Tess Holliday, a size 22, 5-foot-5 inch model, was pictured in a black and white bikini. In 2015, MiLK modeling agency signed Holliday, the first model of her size to be under contract with a major modeling agency.
When the media group attempted to boost its Facebook event’s visibility, the ad was rejected, since it promoted “an idealized physical image.”
Cherchez La Femme producers pressed the tech company, querying why the ad was not approved.
A member of the Facebook Ad Team replied to Cherchez La Femme, noting that the ad violated Facebook’s Health and Fitness Policy. Specifically, the use of Holliday’s image “depicts a body or body parts in an undesirable manner.”

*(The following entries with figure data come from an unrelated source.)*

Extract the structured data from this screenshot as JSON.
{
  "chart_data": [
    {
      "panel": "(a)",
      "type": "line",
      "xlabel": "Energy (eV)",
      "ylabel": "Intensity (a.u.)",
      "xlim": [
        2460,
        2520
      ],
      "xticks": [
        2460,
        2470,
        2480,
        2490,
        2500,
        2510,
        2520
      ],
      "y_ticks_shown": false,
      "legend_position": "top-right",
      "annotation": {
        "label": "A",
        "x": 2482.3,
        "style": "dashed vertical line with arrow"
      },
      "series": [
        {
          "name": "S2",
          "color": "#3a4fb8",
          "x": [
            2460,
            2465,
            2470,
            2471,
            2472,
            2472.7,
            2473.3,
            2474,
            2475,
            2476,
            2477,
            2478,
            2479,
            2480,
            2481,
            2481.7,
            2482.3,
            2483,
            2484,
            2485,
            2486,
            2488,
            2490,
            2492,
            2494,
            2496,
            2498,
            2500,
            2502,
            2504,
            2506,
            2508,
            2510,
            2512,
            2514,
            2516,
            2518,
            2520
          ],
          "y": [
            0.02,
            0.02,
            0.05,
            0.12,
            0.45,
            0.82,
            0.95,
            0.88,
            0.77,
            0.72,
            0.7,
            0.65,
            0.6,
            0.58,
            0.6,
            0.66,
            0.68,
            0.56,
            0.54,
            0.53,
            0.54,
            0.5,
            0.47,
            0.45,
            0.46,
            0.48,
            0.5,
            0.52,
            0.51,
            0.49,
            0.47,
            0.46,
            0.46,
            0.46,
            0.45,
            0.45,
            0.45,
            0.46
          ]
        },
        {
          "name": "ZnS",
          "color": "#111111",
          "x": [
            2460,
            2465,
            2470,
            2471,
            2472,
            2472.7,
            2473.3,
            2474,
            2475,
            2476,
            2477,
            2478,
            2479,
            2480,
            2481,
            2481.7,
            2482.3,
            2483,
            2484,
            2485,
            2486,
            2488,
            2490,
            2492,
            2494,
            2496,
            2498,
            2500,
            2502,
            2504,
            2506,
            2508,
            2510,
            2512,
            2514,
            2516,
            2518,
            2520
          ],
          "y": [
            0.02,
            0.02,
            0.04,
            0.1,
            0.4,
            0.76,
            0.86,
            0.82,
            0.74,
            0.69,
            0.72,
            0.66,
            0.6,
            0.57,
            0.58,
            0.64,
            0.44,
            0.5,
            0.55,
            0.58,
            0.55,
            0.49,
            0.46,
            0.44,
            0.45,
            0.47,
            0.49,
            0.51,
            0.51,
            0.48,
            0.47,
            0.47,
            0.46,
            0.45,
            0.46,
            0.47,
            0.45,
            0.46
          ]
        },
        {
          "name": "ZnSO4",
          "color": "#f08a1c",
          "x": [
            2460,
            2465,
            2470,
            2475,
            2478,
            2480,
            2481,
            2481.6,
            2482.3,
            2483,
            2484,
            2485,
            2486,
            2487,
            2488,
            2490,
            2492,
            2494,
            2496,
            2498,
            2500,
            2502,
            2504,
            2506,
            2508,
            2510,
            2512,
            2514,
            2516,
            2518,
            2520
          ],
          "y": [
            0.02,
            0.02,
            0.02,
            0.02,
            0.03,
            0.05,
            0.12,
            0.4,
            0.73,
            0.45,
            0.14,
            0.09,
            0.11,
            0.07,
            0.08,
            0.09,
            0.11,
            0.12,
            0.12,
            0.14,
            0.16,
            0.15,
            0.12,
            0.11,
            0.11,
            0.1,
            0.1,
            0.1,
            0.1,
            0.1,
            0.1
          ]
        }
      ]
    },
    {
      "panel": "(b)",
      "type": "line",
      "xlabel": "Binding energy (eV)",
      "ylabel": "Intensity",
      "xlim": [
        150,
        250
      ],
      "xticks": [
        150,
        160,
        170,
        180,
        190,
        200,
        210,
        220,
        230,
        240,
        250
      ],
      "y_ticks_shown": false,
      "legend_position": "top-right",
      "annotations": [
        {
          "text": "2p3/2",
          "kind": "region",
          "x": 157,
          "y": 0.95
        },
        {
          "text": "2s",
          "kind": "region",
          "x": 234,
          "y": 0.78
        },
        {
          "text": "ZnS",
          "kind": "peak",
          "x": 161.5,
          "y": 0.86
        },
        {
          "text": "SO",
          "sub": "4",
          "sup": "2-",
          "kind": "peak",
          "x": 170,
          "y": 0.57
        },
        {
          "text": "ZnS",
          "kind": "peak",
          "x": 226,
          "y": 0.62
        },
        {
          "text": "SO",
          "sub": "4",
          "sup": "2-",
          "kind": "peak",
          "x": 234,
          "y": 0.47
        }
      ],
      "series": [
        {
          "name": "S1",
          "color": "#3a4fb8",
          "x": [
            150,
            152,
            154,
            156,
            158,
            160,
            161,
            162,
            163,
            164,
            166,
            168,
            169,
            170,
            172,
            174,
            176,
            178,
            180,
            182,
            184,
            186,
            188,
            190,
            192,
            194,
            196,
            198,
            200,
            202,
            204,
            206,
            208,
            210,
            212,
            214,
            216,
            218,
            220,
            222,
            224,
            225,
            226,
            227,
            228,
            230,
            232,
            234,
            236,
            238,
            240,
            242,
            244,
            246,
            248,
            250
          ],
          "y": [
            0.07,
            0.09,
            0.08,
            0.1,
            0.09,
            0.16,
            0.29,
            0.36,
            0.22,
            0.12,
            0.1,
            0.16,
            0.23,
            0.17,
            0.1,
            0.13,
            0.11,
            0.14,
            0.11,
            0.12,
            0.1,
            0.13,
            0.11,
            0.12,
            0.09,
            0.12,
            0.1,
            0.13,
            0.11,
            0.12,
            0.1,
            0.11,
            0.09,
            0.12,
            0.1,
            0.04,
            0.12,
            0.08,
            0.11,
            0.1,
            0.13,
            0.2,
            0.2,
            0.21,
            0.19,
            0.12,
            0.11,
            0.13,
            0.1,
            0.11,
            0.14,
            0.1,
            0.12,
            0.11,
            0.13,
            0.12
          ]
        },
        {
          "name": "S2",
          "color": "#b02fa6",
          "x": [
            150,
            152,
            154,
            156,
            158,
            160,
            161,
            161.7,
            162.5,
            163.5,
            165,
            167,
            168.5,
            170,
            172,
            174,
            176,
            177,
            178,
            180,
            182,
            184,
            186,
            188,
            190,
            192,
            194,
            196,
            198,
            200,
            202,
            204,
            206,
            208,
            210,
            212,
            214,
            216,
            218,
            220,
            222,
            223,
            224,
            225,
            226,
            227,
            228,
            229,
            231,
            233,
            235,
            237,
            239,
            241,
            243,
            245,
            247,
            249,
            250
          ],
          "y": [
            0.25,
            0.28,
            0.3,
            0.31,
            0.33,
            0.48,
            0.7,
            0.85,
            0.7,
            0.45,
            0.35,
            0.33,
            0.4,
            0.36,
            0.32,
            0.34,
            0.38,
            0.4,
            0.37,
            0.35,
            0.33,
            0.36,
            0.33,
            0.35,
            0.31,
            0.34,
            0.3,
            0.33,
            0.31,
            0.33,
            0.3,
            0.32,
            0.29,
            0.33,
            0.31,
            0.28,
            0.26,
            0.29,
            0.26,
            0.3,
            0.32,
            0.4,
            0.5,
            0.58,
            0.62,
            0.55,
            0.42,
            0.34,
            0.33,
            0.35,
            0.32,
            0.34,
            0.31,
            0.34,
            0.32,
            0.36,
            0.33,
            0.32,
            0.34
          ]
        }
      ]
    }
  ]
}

Bigger bodies are just as valid as smaller ones. We all deserve recognition & respect.
— Tess Holliday (@Tess_Holliday) May 23, 2016
On May 19, Cherchez La Femme shared screenshots of the exchanges on their Facebook page, along with a call to share the story.
Jessamy Gleeson, a co-producer of Cherchez La Femme, told The Guardian that she “was utterly furious. We thought it was really horrible and isolating and alienating.
“Quite simply they need to understand we can use images of fat women to promote women being happy,” Gleeson said.
Facebook was not immediately available for comment, but issued a statement on May 23.
The tech giant said its policies are in place to “help protect the community from offensive ads that can damage their experience on our platform.